College students in the Harrisburg and Philadelphia areas will soon be heading back to school, but late nights and close quarters in dorms are breeding grounds for illnesses. When a student is sick, their first stop is usually the college’s medical center. However, the care at these centers is often lacking.
Medical care at on-campus facilities may be inadequate
The Washington Post reviewed student health services in approximately 1,700 four-year residential campuses. It found that students often had to wait days or even weeks for an appointment at a campus health care facility. The Washington Post reported that dozens of students needed hospitalization due to errors or misdiagnoses made at these campus facilities. It was also found that students — especially those on Medicaid — declined to pursue medical care because it was too expensive.
One part of the problem is that student health centers are not regulated nationally and often do not need state licensure to operate. The Washington Post reports that of the clinics studied, only approximately 220 of them were accredited by third-party health organizations as fulfilling best medical practices.
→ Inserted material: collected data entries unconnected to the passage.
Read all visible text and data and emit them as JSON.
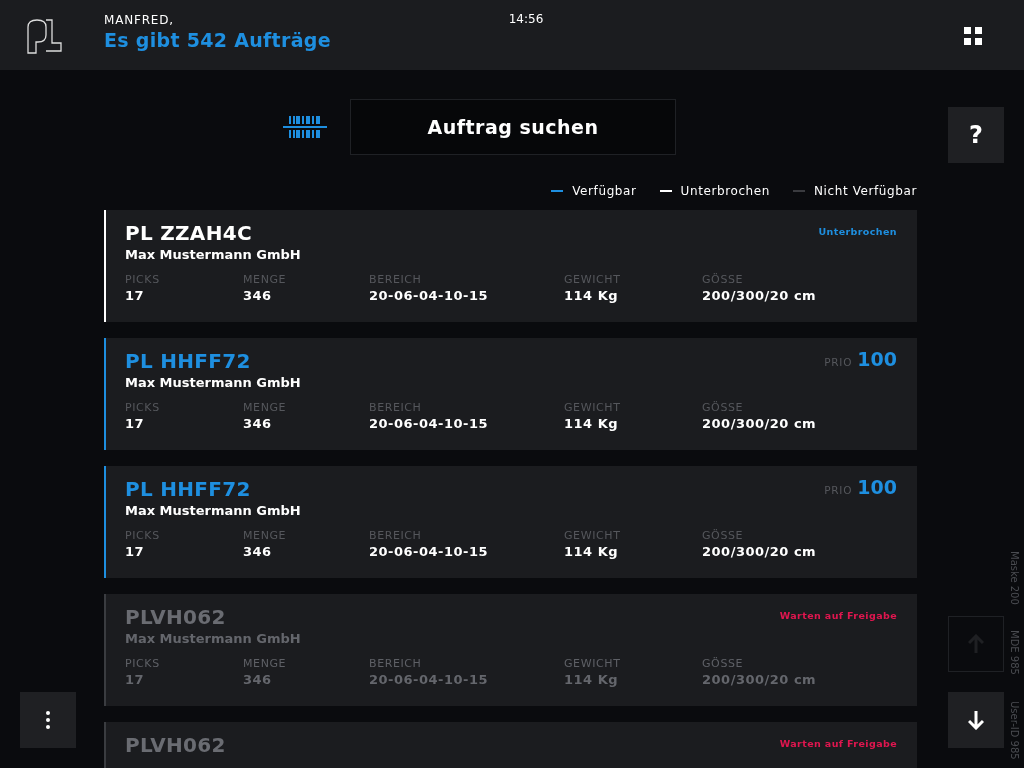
{
  "header": {
    "greeting": "MANFRED,",
    "title": "Es gibt 542 Aufträge",
    "time": "14:56"
  },
  "search": {
    "label": "Auftrag suchen"
  },
  "legend": [
    {
      "label": "Verfügbar",
      "color": "#1e8fe0"
    },
    {
      "label": "Unterbrochen",
      "color": "#ffffff"
    },
    {
      "label": "Nicht Verfügbar",
      "color": "#3a3b3f"
    }
  ],
  "orders": [
    {
      "kind": "interrupted",
      "title": "PL ZZAH4C",
      "company": "Max Mustermann GmbH",
      "status": "Unterbrochen",
      "fields": [
        {
          "label": "PICKS",
          "value": "17"
        },
        {
          "label": "MENGE",
          "value": "346"
        },
        {
          "label": "BEREICH",
          "value": "20-06-04-10-15"
        },
        {
          "label": "GEWICHT",
          "value": "114 Kg"
        },
        {
          "label": "GÖSSE",
          "value": "200/300/20 cm"
        }
      ]
    },
    {
      "kind": "available",
      "title": "PL HHFF72",
      "company": "Max Mustermann GmbH",
      "prio_label": "PRIO",
      "prio": "100",
      "fields": [
        {
          "label": "PICKS",
          "value": "17"
        },
        {
          "label": "MENGE",
          "value": "346"
        },
        {
          "label": "BEREICH",
          "value": "20-06-04-10-15"
        },
        {
          "label": "GEWICHT",
          "value": "114 Kg"
        },
        {
          "label": "GÖSSE",
          "value": "200/300/20 cm"
        }
      ]
    },
    {
      "kind": "available",
      "title": "PL HHFF72",
      "company": "Max Mustermann GmbH",
      "prio_label": "PRIO",
      "prio": "100",
      "fields": [
        {
          "label": "PICKS",
          "value": "17"
        },
        {
          "label": "MENGE",
          "value": "346"
        },
        {
          "label": "BEREICH",
          "value": "20-06-04-10-15"
        },
        {
          "label": "GEWICHT",
          "value": "114 Kg"
        },
        {
          "label": "GÖSSE",
          "value": "200/300/20 cm"
        }
      ]
    },
    {
      "kind": "unavailable",
      "title": "PLVH062",
      "company": "Max Mustermann GmbH",
      "status": "Warten auf Freigabe",
      "fields": [
        {
          "label": "PICKS",
          "value": "17"
        },
        {
          "label": "MENGE",
          "value": "346"
        },
        {
          "label": "BEREICH",
          "value": "20-06-04-10-15"
        },
        {
          "label": "GEWICHT",
          "value": "114 Kg"
        },
        {
          "label": "GÖSSE",
          "value": "200/300/20 cm"
        }
      ]
    },
    {
      "kind": "unavailable",
      "title": "PLVH062",
      "status": "Warten auf Freigabe"
    }
  ],
  "help": {
    "label": "?"
  },
  "scroll_up": {
    "disabled": true
  },
  "scroll_down": {
    "disabled": false
  },
  "side_info": [
    "Maske 200",
    "MDE 985",
    "User-ID 985"
  ]
}
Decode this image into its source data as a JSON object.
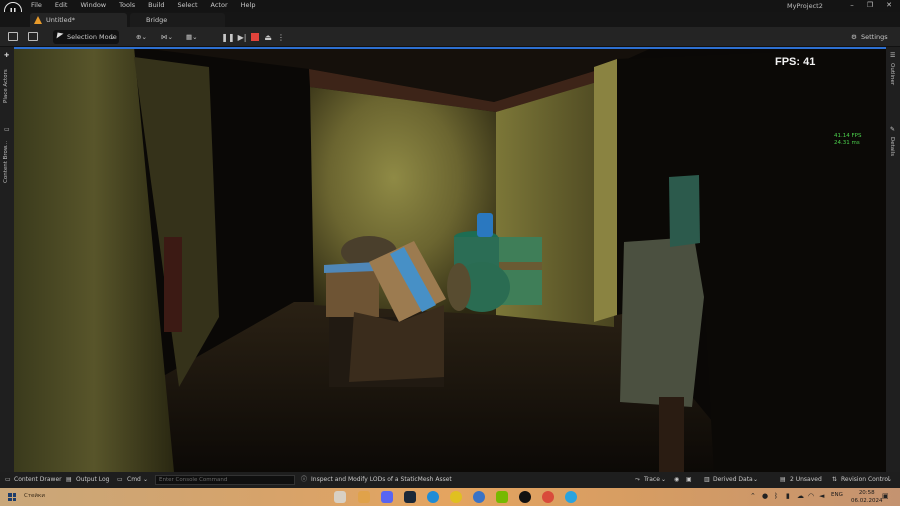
{
  "app": {
    "logo": "U",
    "project": "MyProject2",
    "window_controls": [
      "–",
      "❐",
      "✕"
    ]
  },
  "menu": [
    "File",
    "Edit",
    "Window",
    "Tools",
    "Build",
    "Select",
    "Actor",
    "Help"
  ],
  "tabs": [
    {
      "label": "Untitled*",
      "active": true
    },
    {
      "label": "Bridge",
      "active": false
    }
  ],
  "toolbar": {
    "mode": "Selection Mode",
    "settings": "Settings",
    "play_controls": [
      "pause",
      "step",
      "stop",
      "eject"
    ]
  },
  "side_panels": {
    "left": [
      "Place Actors",
      "Content Brow..."
    ],
    "right": [
      "Outliner",
      "Details"
    ]
  },
  "viewport": {
    "fps_big": "FPS: 41",
    "fps_small": [
      "41.14 FPS",
      "24.31 ms"
    ]
  },
  "statusbar": {
    "content_drawer": "Content Drawer",
    "output_log": "Output Log",
    "cmd": "Cmd",
    "console_placeholder": "Enter Console Command",
    "hint": "Inspect and Modify LODs of a StaticMesh Asset",
    "trace": "Trace",
    "derived_data": "Derived Data",
    "unsaved": "2 Unsaved",
    "revision_control": "Revision Control"
  },
  "taskbar": {
    "search": "Стейки",
    "lang": "ENG",
    "time": "20:58",
    "date": "06.02.2024"
  },
  "colors": {
    "accent": "#2d6fd0",
    "stop": "#e0433b",
    "fps_small": "#4cd14c"
  }
}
Moreover, nearly 75% of these health clinics are not open on weekends, and two-thirds did not have evening hours on weekdays, times when students may need care and are unable to receive it.
Pursuing a claim following negligent medical care
Student health centers should be safe places for college students to go when they are ill. Unfortunately, many may only provide minimal or even unsafe care. When a student in Pennsylvania falls ill and receives a misdiagnosis or negligent care at a college medical center, they may want to take the steps necessary to pursue compensation through a medical malpractice claim.